The Justice Department of the United States is acquiring data from mobile phones by using devices known as "dirtboxes," which are deployed on airplanes.

The high-tech operations, reported by the Wall Street Journal, targets criminals and suspects. However, a huge number of innocent people are also being affected, according to sources that are familiar with the matter.

The U.S. Marshals Service program, which gained full functionality around 2007, controls Cessna airplanes from no less than five airports in metropolitan areas, with a range of flight that covers most of the population of the United States.

The planes carry "dirtboxes," known as such due to the initials of the unit of Boeing that manufactures them, namely Digital Receiver Technology.

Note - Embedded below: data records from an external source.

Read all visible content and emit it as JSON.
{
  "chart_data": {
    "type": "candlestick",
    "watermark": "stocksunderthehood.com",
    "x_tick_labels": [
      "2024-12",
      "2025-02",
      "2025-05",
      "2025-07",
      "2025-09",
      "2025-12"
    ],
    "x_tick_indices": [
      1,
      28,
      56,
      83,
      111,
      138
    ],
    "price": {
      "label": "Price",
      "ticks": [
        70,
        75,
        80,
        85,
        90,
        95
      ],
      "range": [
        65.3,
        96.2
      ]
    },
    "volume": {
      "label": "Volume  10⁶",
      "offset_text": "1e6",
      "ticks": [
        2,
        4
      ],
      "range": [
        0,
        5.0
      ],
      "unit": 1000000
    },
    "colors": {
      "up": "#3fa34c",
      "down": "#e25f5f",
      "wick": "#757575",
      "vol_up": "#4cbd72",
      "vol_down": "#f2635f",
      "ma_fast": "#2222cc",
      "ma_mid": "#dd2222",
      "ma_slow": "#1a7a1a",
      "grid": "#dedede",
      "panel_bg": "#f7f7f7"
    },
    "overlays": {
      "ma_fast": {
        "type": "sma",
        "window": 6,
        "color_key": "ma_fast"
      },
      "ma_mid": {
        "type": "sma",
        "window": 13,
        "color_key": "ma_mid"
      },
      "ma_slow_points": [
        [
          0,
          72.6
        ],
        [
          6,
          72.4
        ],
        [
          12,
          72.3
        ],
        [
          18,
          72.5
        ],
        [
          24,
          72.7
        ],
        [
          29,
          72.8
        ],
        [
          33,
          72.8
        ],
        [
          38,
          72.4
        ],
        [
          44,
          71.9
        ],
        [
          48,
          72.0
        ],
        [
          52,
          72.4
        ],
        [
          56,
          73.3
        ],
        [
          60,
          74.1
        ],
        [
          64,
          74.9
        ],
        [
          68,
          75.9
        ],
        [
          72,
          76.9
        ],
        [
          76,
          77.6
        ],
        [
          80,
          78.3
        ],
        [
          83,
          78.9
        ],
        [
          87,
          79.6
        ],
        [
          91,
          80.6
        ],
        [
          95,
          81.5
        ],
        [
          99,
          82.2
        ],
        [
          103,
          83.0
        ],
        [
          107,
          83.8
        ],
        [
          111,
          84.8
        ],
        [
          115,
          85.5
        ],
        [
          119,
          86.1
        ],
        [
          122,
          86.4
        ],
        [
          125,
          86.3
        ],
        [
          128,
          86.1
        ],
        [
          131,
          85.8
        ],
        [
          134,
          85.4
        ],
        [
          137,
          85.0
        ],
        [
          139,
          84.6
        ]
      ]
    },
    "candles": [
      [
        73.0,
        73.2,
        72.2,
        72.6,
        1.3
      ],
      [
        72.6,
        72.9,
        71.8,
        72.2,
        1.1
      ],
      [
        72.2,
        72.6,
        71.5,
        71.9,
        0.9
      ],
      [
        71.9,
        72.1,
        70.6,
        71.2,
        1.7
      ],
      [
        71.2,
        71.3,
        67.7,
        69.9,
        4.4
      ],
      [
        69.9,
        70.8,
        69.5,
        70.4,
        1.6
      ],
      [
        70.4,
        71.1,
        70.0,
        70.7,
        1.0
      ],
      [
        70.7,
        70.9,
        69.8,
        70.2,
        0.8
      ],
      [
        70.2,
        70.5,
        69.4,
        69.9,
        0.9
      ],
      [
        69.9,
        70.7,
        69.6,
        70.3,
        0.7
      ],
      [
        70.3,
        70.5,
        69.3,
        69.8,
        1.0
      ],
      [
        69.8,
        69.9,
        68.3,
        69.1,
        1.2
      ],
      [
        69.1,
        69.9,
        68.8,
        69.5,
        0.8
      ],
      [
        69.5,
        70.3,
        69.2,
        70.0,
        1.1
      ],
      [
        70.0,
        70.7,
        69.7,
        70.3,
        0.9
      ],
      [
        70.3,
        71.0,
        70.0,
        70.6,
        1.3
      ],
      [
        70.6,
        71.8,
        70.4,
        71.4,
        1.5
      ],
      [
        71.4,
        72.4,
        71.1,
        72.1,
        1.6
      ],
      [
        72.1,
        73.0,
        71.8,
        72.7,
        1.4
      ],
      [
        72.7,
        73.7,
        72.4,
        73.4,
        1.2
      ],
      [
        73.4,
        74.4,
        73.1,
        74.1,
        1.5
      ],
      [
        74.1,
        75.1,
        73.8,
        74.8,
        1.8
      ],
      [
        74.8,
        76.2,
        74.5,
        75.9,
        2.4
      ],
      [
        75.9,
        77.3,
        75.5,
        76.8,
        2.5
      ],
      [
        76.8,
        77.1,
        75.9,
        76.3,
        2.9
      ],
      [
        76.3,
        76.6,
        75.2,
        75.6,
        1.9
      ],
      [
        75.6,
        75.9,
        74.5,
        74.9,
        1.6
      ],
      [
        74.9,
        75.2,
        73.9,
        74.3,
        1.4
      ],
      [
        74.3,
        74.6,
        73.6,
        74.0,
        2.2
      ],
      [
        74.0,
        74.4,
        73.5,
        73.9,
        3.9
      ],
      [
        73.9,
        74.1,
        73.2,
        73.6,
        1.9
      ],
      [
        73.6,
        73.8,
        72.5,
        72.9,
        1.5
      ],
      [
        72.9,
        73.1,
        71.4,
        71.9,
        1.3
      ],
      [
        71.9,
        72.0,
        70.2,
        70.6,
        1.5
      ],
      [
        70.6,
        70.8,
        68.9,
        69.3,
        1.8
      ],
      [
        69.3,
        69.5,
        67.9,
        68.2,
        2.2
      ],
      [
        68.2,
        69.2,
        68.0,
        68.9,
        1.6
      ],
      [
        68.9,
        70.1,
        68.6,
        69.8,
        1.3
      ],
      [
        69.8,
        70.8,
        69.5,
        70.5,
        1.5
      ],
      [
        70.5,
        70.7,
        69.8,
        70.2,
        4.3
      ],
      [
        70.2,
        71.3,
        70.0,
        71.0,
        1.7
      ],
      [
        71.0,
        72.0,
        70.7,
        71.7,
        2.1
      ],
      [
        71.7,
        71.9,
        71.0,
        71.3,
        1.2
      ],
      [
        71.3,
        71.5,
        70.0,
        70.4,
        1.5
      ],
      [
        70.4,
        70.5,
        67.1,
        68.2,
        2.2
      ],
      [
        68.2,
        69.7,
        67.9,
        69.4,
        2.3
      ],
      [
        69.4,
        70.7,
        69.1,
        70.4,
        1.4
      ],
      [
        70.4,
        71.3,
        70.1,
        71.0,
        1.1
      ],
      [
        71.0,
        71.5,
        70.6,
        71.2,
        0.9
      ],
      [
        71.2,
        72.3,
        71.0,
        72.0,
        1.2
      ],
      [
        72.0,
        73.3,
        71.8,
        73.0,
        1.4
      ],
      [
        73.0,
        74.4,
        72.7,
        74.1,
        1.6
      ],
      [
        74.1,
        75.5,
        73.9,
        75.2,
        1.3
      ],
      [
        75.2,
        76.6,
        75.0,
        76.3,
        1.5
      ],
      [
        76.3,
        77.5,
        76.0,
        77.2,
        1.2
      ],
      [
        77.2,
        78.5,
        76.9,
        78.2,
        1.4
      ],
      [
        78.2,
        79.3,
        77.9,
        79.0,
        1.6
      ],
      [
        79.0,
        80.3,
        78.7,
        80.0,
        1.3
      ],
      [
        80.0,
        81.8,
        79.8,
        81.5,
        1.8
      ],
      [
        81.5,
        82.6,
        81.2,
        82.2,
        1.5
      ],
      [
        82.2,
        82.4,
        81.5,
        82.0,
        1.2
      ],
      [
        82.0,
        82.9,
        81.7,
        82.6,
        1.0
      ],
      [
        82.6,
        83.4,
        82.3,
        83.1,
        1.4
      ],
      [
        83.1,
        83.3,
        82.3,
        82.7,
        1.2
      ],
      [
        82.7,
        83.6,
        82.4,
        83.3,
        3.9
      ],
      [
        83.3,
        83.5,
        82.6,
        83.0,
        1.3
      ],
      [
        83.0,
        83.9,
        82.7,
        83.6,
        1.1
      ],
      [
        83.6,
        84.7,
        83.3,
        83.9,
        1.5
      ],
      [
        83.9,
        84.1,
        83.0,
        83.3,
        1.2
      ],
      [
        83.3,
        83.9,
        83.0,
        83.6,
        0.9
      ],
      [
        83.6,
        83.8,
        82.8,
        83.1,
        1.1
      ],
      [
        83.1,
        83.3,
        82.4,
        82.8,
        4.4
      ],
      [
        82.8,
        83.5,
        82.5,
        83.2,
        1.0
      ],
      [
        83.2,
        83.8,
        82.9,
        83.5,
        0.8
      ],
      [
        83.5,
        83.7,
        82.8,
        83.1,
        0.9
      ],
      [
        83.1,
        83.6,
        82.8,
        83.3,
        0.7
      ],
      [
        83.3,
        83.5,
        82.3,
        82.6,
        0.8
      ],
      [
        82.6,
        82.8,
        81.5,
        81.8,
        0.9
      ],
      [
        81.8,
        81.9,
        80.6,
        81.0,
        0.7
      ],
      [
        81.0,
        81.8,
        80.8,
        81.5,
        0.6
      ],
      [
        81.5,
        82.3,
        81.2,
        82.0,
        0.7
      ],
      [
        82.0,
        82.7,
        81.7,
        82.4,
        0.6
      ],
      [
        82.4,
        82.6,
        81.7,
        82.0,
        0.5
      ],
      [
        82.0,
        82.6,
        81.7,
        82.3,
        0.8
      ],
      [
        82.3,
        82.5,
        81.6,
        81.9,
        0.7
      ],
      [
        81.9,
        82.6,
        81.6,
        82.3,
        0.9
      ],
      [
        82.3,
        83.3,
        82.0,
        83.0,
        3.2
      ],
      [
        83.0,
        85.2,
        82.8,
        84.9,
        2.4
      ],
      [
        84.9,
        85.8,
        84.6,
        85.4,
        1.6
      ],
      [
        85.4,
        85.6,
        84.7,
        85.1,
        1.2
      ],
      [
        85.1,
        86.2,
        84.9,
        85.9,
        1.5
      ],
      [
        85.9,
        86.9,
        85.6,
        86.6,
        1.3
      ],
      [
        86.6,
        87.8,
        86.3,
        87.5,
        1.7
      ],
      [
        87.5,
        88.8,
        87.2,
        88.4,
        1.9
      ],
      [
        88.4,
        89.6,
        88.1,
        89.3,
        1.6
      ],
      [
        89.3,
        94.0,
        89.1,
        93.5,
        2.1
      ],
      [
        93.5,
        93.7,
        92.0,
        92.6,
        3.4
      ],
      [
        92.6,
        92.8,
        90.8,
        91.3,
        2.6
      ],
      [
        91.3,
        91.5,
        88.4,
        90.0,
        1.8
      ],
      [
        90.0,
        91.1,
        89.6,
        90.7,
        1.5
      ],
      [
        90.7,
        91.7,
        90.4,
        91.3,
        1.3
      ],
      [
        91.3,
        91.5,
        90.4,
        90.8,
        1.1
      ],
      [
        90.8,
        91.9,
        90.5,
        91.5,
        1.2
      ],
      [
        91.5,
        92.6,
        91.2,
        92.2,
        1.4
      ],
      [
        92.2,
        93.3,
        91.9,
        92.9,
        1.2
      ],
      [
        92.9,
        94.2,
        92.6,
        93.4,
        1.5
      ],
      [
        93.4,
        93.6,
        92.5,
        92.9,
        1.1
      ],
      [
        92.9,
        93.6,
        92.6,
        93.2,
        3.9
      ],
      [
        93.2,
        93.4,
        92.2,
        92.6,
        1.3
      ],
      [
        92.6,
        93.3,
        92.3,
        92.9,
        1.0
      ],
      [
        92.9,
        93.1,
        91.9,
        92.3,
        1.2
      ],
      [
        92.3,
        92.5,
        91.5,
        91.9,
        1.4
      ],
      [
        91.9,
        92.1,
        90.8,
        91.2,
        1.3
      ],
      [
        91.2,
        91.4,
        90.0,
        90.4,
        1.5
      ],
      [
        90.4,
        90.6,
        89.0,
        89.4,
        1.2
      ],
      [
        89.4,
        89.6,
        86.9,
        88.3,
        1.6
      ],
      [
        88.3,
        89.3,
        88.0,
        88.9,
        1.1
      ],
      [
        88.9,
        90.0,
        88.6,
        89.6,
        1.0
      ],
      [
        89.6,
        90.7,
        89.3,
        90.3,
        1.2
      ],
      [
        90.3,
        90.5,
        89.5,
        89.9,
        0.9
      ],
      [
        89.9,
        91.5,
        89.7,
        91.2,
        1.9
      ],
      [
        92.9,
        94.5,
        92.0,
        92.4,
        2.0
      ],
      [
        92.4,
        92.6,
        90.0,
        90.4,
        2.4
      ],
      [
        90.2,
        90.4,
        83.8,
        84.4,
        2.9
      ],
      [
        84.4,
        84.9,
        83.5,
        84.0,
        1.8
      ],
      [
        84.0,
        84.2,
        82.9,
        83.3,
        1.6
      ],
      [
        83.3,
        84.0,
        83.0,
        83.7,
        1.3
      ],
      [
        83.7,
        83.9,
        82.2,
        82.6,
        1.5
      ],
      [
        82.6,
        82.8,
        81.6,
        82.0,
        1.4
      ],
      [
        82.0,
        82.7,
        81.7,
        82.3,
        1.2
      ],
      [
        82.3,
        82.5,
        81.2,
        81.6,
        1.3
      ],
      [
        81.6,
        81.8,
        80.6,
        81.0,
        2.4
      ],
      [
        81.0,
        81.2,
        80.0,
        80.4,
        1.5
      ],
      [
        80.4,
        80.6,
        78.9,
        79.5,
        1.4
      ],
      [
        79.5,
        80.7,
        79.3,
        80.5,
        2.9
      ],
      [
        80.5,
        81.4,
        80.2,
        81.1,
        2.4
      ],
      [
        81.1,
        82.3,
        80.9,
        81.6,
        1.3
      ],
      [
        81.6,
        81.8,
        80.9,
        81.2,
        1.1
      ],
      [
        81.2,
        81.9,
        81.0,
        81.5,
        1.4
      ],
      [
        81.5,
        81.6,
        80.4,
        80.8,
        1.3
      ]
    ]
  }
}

These devices are capable of mimicking the cell towers of telecommunications companies, tricking mobile phones into reporting the unique registration data that each device holds.

The devices only measure two feet, but they are capable of retrieving information from tens of thousands of mobile phones during a single flight. The information allows investigators to obtain the identifying information of the mobile phones, along with the general location of their users.

The sources would not discuss how often and how long the flights are. However, they did reveal that the flights occur regularly.

Mobile phones automatically connect to the strongest and nearest cell tower signal. The "dirtboxes" identify themselves as cell towers that fit this description, forcing all mobile phones within its range to connect to them and send their unique registration data.

Even if the mobile phone uses encryption, such as those used in Apple's iPhone 6, the process is not prevented.

According to the sources, the devices are able to determine the mobile phones that belong to the individuals being targeted by the operations, then discards the information that it obtained from the mobile phones of non-suspects.

The dirtboxes are also able to briefly cause interruptions on calls. The sources say the authorities have implemented measures to minimize potential harm, such as modifying the software to prevent interruption of any 911 emergency calls.

An official from the Justice Department neither confirmed nor denied the existence of such operations. The official, however, did say that discussing such matters would enable criminals and foreign entities to discover the surveillance capabilities of the United States, and that agencies under the Justice Department operate under compliance with federal law.

The program would be the latest example of how the U.S. carries out surveillance measures within the country. It works similarly to how the National Security Agency retrieves millions of phone records of Americans, collecting massive amounts of data, even when the agency is only looking to find one person.

The government argued that collected phone records is a minimally invasive approach to search for potential terrorists in the country.